Umsatzsteuer bei unselbständigen Stiftungen: BFH präzisiert Rechtslage – BMF reagiert
Mit Urteil vom 5. Dezember 2024 (Az. V R 13/22) hat der Bundesfinanzhof (BFH) die umsatzsteuerliche Behandlung der Verwaltung unselbständiger – auch fiduziarischer – Stiftungen neu gefasst. In der Folge hat das Bundesministerium der Finanzen (BMF) den Umsatzsteuer-Anwendungserlass (UStAE) angepasst. Die Neuregelung betrifft sowohl Treuhänder als Leistungserbringer als auch Stifter als potenzielle Leistungsempfänger.
Kernaussage des Urteils
Der BFH stellt klar: Für eine steuerbare Verwaltungsleistung genügt es, dass diese sich auf ein rechtlich gebundenes Sondervermögen bezieht – unabhängig davon, ob der Empfänger entgeltlich eigene oder fremde Vermögensinteressen verfolgt. Damit erweitert das Gericht die bisherige Auslegung des § 1 Abs. 1 Nr. 1 UStG: Entscheidend ist nicht die gemeinnützige Zielrichtung der Stiftung, sondern die Existenz eines identifizierbaren Leistungsempfängers, der einen „verbrauchsfähigen Vorteil“ erlangt.

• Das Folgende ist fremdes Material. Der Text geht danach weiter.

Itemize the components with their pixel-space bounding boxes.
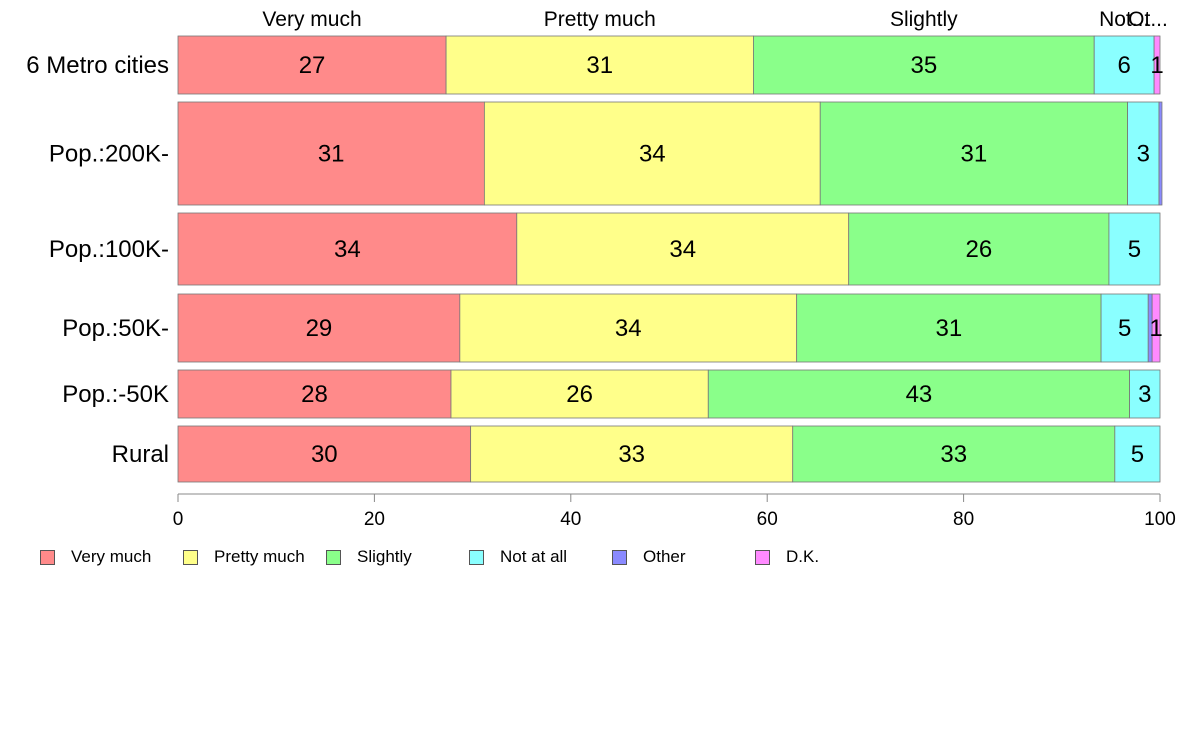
bar-segment <box>1151 293 1161 363</box>
bar-segment <box>792 425 1116 483</box>
bar-segment <box>707 369 1130 419</box>
x-tick-label: 0 <box>173 509 184 530</box>
data-label: 34 <box>615 315 642 342</box>
bar-segment <box>753 35 1095 95</box>
bar-segment <box>177 425 472 483</box>
bar-segment <box>470 425 794 483</box>
legend-label: Not at all <box>500 547 568 566</box>
data-label: 31 <box>318 141 345 168</box>
data-label: 6 <box>1117 52 1130 79</box>
data-label: 5 <box>1128 236 1141 263</box>
column-header-label: Not... <box>1099 8 1149 31</box>
data-label: 31 <box>586 52 613 79</box>
bar-segment <box>177 101 485 206</box>
data-label: 31 <box>936 315 963 342</box>
bar-segment <box>177 35 447 95</box>
column-header-label: Slightly <box>890 8 958 31</box>
bar-segment <box>819 101 1128 206</box>
bar-segment <box>848 212 1110 286</box>
data-label: 3 <box>1137 141 1150 168</box>
column-header-label: Pretty much <box>544 8 656 31</box>
category-label: Pop.:-50K <box>62 381 169 408</box>
bar-segment <box>796 293 1102 363</box>
data-label: 28 <box>301 381 328 408</box>
data-label: 5 <box>1131 441 1144 468</box>
bar-segment <box>516 212 850 286</box>
data-label: 35 <box>910 52 937 79</box>
bar-segment <box>459 293 798 363</box>
legend-item: Very much <box>40 547 151 567</box>
data-label: 3 <box>1138 381 1151 408</box>
legend: Very much Pretty much Slightly Not at all Ot… <box>40 547 1140 569</box>
data-label: 26 <box>965 236 992 263</box>
bar-segment <box>1093 35 1155 95</box>
category-label: Pop.:50K- <box>62 315 169 342</box>
legend-label: Other <box>643 547 686 566</box>
x-tick-label: 20 <box>364 509 385 530</box>
x-tick-label: 40 <box>560 509 581 530</box>
bar-segment <box>1114 425 1161 483</box>
legend-swatch <box>40 549 55 565</box>
category-label: Pop.:100K- <box>49 236 169 263</box>
bar-segment <box>1158 101 1163 206</box>
bar-segment <box>1127 101 1160 206</box>
data-label: 34 <box>669 236 696 263</box>
data-label: 43 <box>906 381 933 408</box>
bar-segment <box>1129 369 1161 419</box>
bar-segment <box>177 293 461 363</box>
bar-segment <box>177 212 518 286</box>
data-label: 33 <box>940 441 967 468</box>
legend-item: Not at all <box>469 547 567 567</box>
data-label: 26 <box>566 381 593 408</box>
legend-label: Slightly <box>357 547 412 566</box>
bar-segment <box>1108 212 1161 286</box>
bar-segment <box>445 35 754 95</box>
legend-swatch <box>755 549 770 565</box>
column-header-label: Ot... <box>1128 8 1168 31</box>
legend-item: Slightly <box>326 547 412 567</box>
legend-label: D.K. <box>786 547 820 566</box>
data-label: 34 <box>639 141 666 168</box>
data-label: 29 <box>306 315 333 342</box>
bar-segment <box>450 369 709 419</box>
category-label: Rural <box>112 441 169 468</box>
legend-item: Pretty much <box>183 547 305 567</box>
data-label: 30 <box>311 441 338 468</box>
bar-segment <box>177 369 452 419</box>
data-label: 34 <box>334 236 361 263</box>
legend-swatch <box>183 549 198 565</box>
column-header-label: Very much <box>262 8 361 31</box>
legend-swatch <box>469 549 484 565</box>
data-label: 1 <box>1149 315 1162 342</box>
bar-segment <box>1153 35 1161 95</box>
x-tick-label: 100 <box>1144 509 1176 530</box>
category-label: 6 Metro cities <box>26 52 169 79</box>
legend-swatch <box>612 549 627 565</box>
category-label: Pop.:200K- <box>49 141 169 168</box>
data-label: 27 <box>299 52 326 79</box>
data-label: 33 <box>618 441 645 468</box>
legend-label: Pretty much <box>214 547 305 566</box>
bar-segment <box>483 101 821 206</box>
data-label: 31 <box>961 141 988 168</box>
legend-label: Very much <box>71 547 152 566</box>
data-label: 1 <box>1150 52 1163 79</box>
legend-swatch <box>326 549 341 565</box>
x-tick-label: 80 <box>953 509 974 530</box>
data-label: 5 <box>1118 315 1131 342</box>
x-tick-label: 60 <box>757 509 778 530</box>
legend-item: D.K. <box>755 547 819 567</box>
legend-item: Other <box>612 547 686 567</box>
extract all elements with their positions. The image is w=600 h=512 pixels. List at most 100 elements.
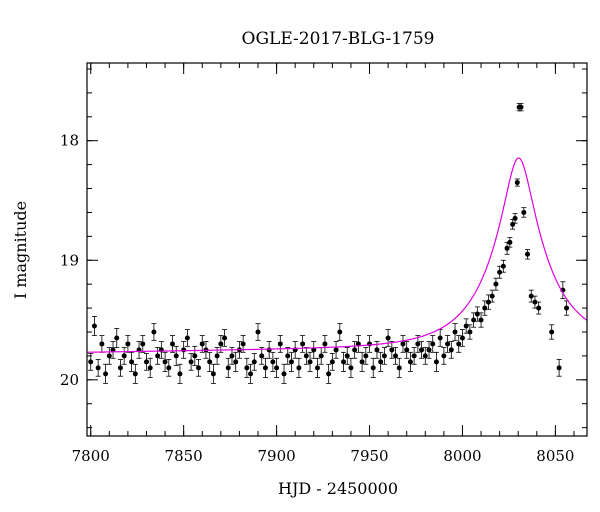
data-marker	[463, 323, 469, 329]
data-marker	[532, 299, 538, 305]
data-marker	[564, 305, 570, 311]
data-point	[248, 363, 254, 384]
data-marker	[196, 365, 202, 371]
data-marker	[514, 180, 520, 186]
data-marker	[478, 317, 484, 323]
data-point	[300, 335, 306, 353]
data-marker	[471, 317, 477, 323]
data-point	[549, 324, 555, 340]
data-marker	[296, 365, 302, 371]
data-marker	[556, 365, 562, 371]
data-point	[452, 323, 458, 341]
data-point	[229, 347, 235, 365]
data-marker	[240, 341, 246, 347]
data-marker	[370, 365, 376, 371]
data-point	[314, 357, 320, 378]
data-marker	[493, 281, 499, 287]
data-marker	[400, 341, 406, 347]
data-marker	[229, 353, 235, 359]
data-marker	[348, 365, 354, 371]
data-marker	[192, 353, 198, 359]
data-marker	[396, 365, 402, 371]
data-marker	[277, 341, 283, 347]
data-point	[512, 213, 518, 224]
data-marker	[536, 305, 542, 311]
data-marker	[255, 329, 261, 335]
data-marker	[393, 353, 399, 359]
data-marker	[132, 371, 138, 377]
data-point	[489, 289, 495, 303]
data-marker	[188, 359, 194, 365]
data-marker	[177, 371, 183, 377]
data-marker	[125, 341, 131, 347]
data-point	[525, 249, 531, 260]
data-marker	[262, 365, 268, 371]
data-marker	[389, 347, 395, 353]
data-point	[151, 323, 157, 341]
data-marker	[497, 269, 503, 275]
data-marker	[270, 359, 276, 365]
data-marker	[459, 335, 465, 341]
data-marker	[326, 371, 332, 377]
x-axis-label: HJD - 2450000	[278, 479, 398, 498]
data-point	[140, 335, 146, 353]
data-point	[251, 353, 257, 371]
data-point	[564, 300, 570, 316]
data-marker	[91, 323, 97, 329]
data-marker	[419, 347, 425, 353]
data-point	[344, 347, 350, 365]
data-point	[322, 335, 328, 353]
data-point	[129, 351, 135, 372]
data-marker	[378, 359, 384, 365]
data-marker	[259, 353, 265, 359]
data-point	[518, 103, 524, 112]
data-marker	[437, 335, 443, 341]
data-marker	[129, 359, 135, 365]
data-point	[422, 347, 428, 365]
data-marker	[352, 347, 358, 353]
data-marker	[314, 365, 320, 371]
data-point	[285, 347, 291, 365]
data-point	[459, 329, 465, 347]
data-point	[311, 341, 317, 359]
data-marker	[549, 329, 555, 335]
data-marker	[518, 104, 524, 110]
data-point	[433, 351, 439, 372]
major-ticks	[87, 63, 587, 436]
data-point	[266, 341, 272, 359]
data-marker	[500, 263, 506, 269]
plot-frame	[86, 62, 588, 437]
data-point	[370, 357, 376, 378]
data-marker	[359, 359, 365, 365]
data-point	[359, 351, 365, 372]
data-point	[166, 359, 172, 377]
data-marker	[381, 353, 387, 359]
data-marker	[311, 347, 317, 353]
data-marker	[510, 221, 516, 227]
data-marker	[248, 371, 254, 377]
data-marker	[433, 359, 439, 365]
data-marker	[173, 353, 179, 359]
y-axis-label: I magnitude	[11, 201, 30, 299]
data-marker	[467, 329, 473, 335]
data-marker	[103, 371, 109, 377]
data-point	[173, 345, 179, 366]
chart-title: OGLE-2017-BLG-1759	[242, 29, 435, 49]
data-marker	[407, 359, 413, 365]
data-point	[467, 324, 473, 340]
data-marker	[266, 347, 272, 353]
data-marker	[525, 251, 531, 257]
data-marker	[474, 311, 480, 317]
data-marker	[233, 359, 239, 365]
data-point	[381, 347, 387, 365]
data-point	[114, 328, 120, 348]
data-marker	[430, 341, 436, 347]
x-tick-label: 8000	[443, 447, 481, 465]
data-point	[296, 357, 302, 378]
data-marker	[322, 341, 328, 347]
data-point	[181, 341, 187, 359]
data-marker	[140, 341, 146, 347]
data-point	[88, 353, 94, 371]
data-points	[88, 103, 570, 384]
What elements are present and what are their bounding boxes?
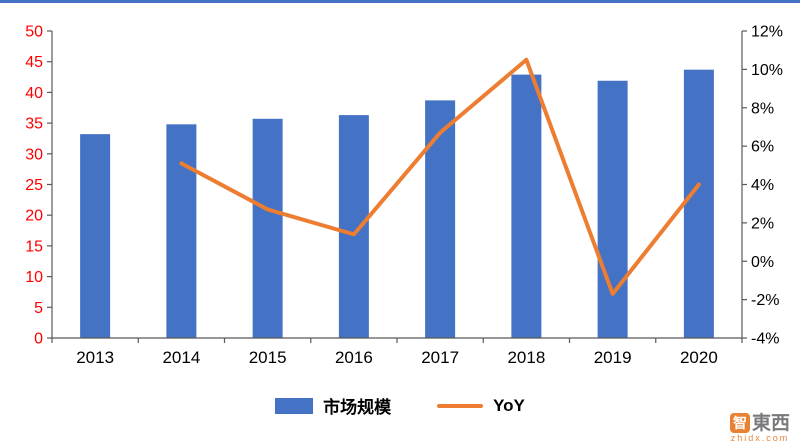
right-axis-label: 2% <box>751 215 774 232</box>
legend-label-yoy: YoY <box>493 395 525 415</box>
x-axis-label: 2018 <box>507 348 545 367</box>
watermark-logo-text: 東西 <box>751 412 790 434</box>
bar-2019 <box>597 80 628 338</box>
watermark-subtext: zhidx.com <box>730 433 790 443</box>
bar-2015 <box>252 118 283 338</box>
right-axis-label: -4% <box>751 331 779 348</box>
x-axis-label: 2017 <box>421 348 459 367</box>
line-series-swatch <box>437 403 484 408</box>
x-axis-label: 2013 <box>76 348 114 367</box>
watermark-logo-icon: 智 <box>729 413 750 433</box>
right-axis-label: 12% <box>751 24 783 41</box>
left-axis-label: 20 <box>25 208 43 225</box>
bar-2020 <box>683 69 714 338</box>
x-axis-label: 2019 <box>594 348 632 367</box>
right-axis-label: 4% <box>751 177 774 194</box>
x-axis-label: 2014 <box>162 348 200 367</box>
bar-2014 <box>166 124 197 338</box>
bar-2013 <box>80 134 111 338</box>
bar-series-swatch <box>275 397 314 414</box>
left-axis-label: 35 <box>25 116 43 133</box>
left-axis-label: 40 <box>25 85 43 102</box>
bar-2017 <box>425 100 456 338</box>
left-axis-label: 15 <box>25 238 43 255</box>
left-axis-label: 0 <box>34 331 43 348</box>
x-axis-label: 2016 <box>335 348 373 367</box>
legend-label-market-size: 市场规模 <box>323 398 392 417</box>
x-axis-label: 2015 <box>249 348 287 367</box>
page-top-accent <box>0 0 800 3</box>
legend-item-market-size: 市场规模 <box>275 393 391 418</box>
right-axis-label: 8% <box>751 100 774 117</box>
chart-canvas: 0 5 10 15 20 25 30 35 40 45 50 -4% -2% 0% 2% 4% 6% 8% 10% 1… <box>25 24 783 368</box>
right-axis-label: 0% <box>751 254 774 271</box>
left-axis-label: 45 <box>25 54 43 71</box>
right-axis-label: -2% <box>751 292 779 309</box>
bar-2018 <box>511 74 542 339</box>
watermark: 智 東西 zhidx.com <box>729 412 790 443</box>
left-axis-label: 5 <box>34 300 43 317</box>
left-axis-label: 10 <box>25 269 43 286</box>
left-axis-label: 50 <box>25 24 43 41</box>
bar-2016 <box>338 115 369 338</box>
watermark-logo: 智 東西 <box>729 412 790 434</box>
combo-chart: 0 5 10 15 20 25 30 35 40 45 50 -4% -2% 0% 2% 4% 6% 8% 10% 1… <box>0 6 800 391</box>
right-axis-label: 6% <box>751 139 774 156</box>
legend-item-yoy: YoY <box>437 396 525 416</box>
right-axis-label: 10% <box>751 62 783 79</box>
left-axis-label: 25 <box>25 177 43 194</box>
yoy-line <box>179 57 701 296</box>
left-axis-label: 30 <box>25 146 43 163</box>
legend: 市场规模 YoY <box>0 393 800 418</box>
x-axis-label: 2020 <box>680 348 718 367</box>
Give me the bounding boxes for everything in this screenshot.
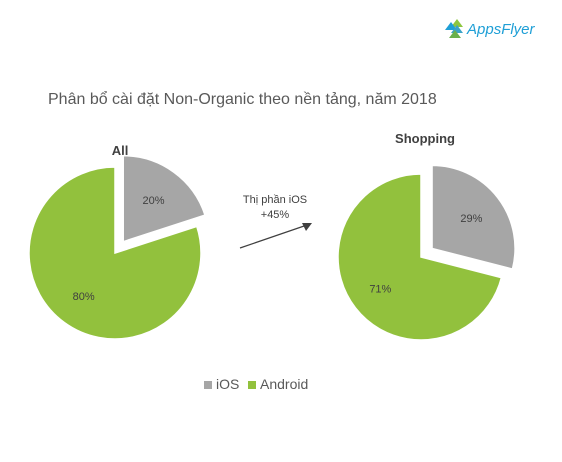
appsflyer-logo-mark [445, 19, 463, 38]
share-arrow [239, 223, 312, 249]
pie-shopping-title: Shopping [395, 131, 455, 146]
pie-all: 20% 80% [28, 154, 206, 340]
pie-label-android: 80% [73, 291, 95, 303]
pie-label-android: 71% [369, 284, 391, 296]
pie-shopping: 29% 71% [337, 164, 516, 341]
pie-label-ios: 20% [143, 195, 165, 207]
chart-title: Phân bổ cài đặt Non-Organic theo nền tản… [48, 90, 437, 108]
legend: iOS Android [204, 376, 308, 392]
annotation-line-1: Thị phần iOS [243, 194, 307, 206]
pie-slice-ios [431, 164, 516, 270]
appsflyer-logo: AppsFlyer [445, 19, 536, 38]
pie-slice-android [337, 173, 503, 341]
legend-label-ios: iOS [216, 376, 239, 392]
legend-swatch-android [248, 381, 256, 389]
pie-slice-android [28, 166, 202, 340]
annotation-line-2: +45% [261, 209, 290, 221]
pie-all-title: All [112, 143, 129, 158]
appsflyer-logo-text: AppsFlyer [466, 21, 536, 38]
pie-slice-ios [122, 154, 206, 243]
pie-label-ios: 29% [460, 213, 482, 225]
legend-swatch-ios [204, 381, 212, 389]
legend-label-android: Android [260, 376, 308, 392]
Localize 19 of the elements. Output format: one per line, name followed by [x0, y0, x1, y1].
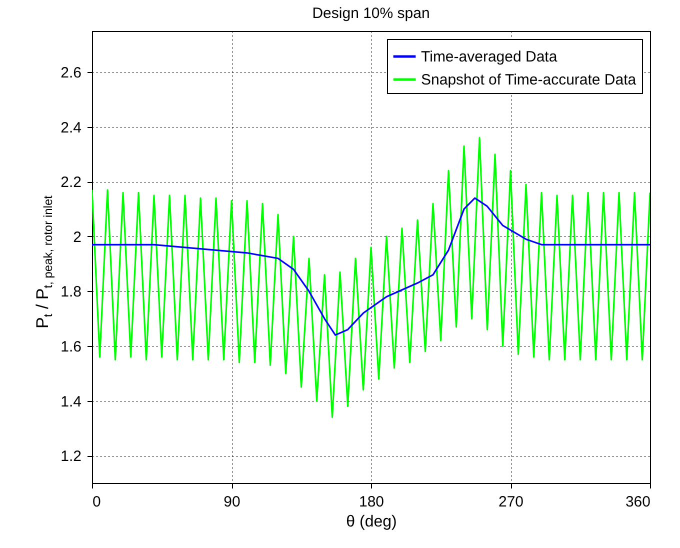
- legend-label: Snapshot of Time-accurate Data: [421, 72, 637, 88]
- line-series: [92, 197, 650, 336]
- y-tick-label: 1.2: [60, 448, 82, 466]
- y-tick-label: 2.6: [60, 64, 82, 82]
- x-tick-label: 180: [358, 494, 384, 510]
- line-series: [92, 137, 650, 418]
- y-tick-label: 2.2: [60, 174, 82, 192]
- x-tick-label: 360: [625, 494, 650, 510]
- legend-label: Time-averaged Data: [421, 48, 558, 66]
- chart-title: Design 10% span: [312, 5, 430, 22]
- y-tick-label: 2.4: [60, 119, 82, 136]
- x-tick-label: 90: [224, 494, 240, 510]
- x-tick-label: 0: [92, 494, 101, 510]
- x-tick-label: 270: [498, 494, 524, 510]
- y-tick-label: 2: [73, 228, 82, 246]
- y-tick-label: 1.8: [60, 284, 82, 301]
- x-axis-title: θ (deg): [346, 514, 397, 530]
- y-tick-label: 1.6: [60, 338, 82, 356]
- y-tick-label: 1.4: [60, 393, 82, 410]
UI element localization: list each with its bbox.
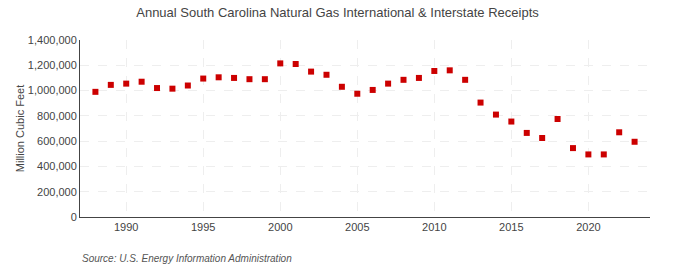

Leistungsempfänger kann demnach auch der Stifter selbst sein, sofern er durch die Verwaltung des von ihm eingerichteten Sondervermögens wirtschaftlich begünstigt wird. Das Sondervermögen muss dabei vom sonstigen Vermögen des Treuhänders getrennt geführt werden – eine klare Abgrenzung ist erforderlich. Maßgeblich ist zudem, dass die Leistung gegen Entgelt erfolgt.
Neuregelung im Anwendungserlass
Der BMF hat auf das Urteil mit einer Ergänzung des UStAE reagiert: In Abschnitt 1.1 wurde ein neuer Absatz 12a eingefügt. Dort wird erläutert, dass unselbständige Stiftungen regelmäßig durch einen Vertrag zwischen Stifter und Treuhänder entstehen, wobei Letzterer das Stiftungsvermögen treuhänderisch verwaltet. Dieses wird – obwohl zivilrechtlich Eigentum des Treuhänders – als steuerlich relevantes Sondervermögen betrachtet.
Folglich kann die Verwaltung dieser Stiftungen eine steuerpflichtige sonstige Leistung sein, sofern ein entgeltlicher Vertrag mit dem Stifter besteht. Die unternehmerische Tätigkeit des Treuhänders umfasst dann auch die Aktivitäten der unselbständigen Stiftung – analog zur Rechtsprechung zur Unternehmenseinheit.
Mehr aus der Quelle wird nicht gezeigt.